Examinant ensuite les circonstances de la constitution du GIE, la Cour déduit que celui-ci est susceptible d'avoir été créé avant tout pour empêcher la société RMC Info de bénéficier pleinement du contrat conclu avec Kirchmédia et de s'acquitter de ses obligations en matière de couverture géographique. Elle estime que la décision du Conseil tend donc seulement à empêcher le développement d'une pratique dont le caractère anticoncurrentiel apparaît suffisamment caractérisé, sans préjudice des actions que peuvent mener les membres du GIE contre la commercialisation exclusive des droits de radiodiffusion.

La Cour constate ensuite que la discipline imposée au sein du GIE expose immédiatement une partie des auditeurs au risque d'être privés de retransmission radiophonique.
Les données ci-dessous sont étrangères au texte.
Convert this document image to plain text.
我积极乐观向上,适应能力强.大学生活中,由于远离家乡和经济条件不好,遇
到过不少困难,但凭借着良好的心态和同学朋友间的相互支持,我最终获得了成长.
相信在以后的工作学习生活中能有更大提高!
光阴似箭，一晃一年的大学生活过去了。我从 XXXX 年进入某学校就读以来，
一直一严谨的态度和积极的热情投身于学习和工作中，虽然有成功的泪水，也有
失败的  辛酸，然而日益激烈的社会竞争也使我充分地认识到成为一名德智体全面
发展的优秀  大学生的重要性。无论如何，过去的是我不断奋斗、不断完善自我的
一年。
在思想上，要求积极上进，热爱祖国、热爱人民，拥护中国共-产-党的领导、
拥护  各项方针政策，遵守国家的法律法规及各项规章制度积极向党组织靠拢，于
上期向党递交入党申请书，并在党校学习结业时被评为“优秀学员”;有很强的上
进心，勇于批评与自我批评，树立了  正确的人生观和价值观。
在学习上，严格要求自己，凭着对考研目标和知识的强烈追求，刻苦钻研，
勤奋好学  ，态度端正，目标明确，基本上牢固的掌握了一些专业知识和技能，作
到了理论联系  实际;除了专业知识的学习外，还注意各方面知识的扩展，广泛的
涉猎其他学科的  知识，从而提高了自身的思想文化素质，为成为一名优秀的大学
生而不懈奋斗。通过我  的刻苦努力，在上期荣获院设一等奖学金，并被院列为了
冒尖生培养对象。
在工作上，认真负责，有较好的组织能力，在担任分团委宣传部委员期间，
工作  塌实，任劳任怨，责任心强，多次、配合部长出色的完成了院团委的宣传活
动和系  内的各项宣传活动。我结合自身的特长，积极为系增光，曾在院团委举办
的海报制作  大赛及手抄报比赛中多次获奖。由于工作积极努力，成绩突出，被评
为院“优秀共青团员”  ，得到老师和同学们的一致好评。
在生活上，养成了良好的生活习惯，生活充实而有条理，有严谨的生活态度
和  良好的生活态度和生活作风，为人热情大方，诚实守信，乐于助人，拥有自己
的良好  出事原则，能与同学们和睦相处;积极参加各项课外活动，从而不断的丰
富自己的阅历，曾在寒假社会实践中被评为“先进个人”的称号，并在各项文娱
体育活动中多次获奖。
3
Relevant enfin que la décision du Conseil est strictement proportionnée puisqu'elle se limite à rétablir les conditions de la concurrence en permettant aux membres du GIE de contracter individuellement avec RMC Info, et, de surcroît, manifestement justifiée par l'urgence compte tenu de la date des épreuves, elle conclut au respect des exigences de l'article L 464-1 et rejette le recours du GIE.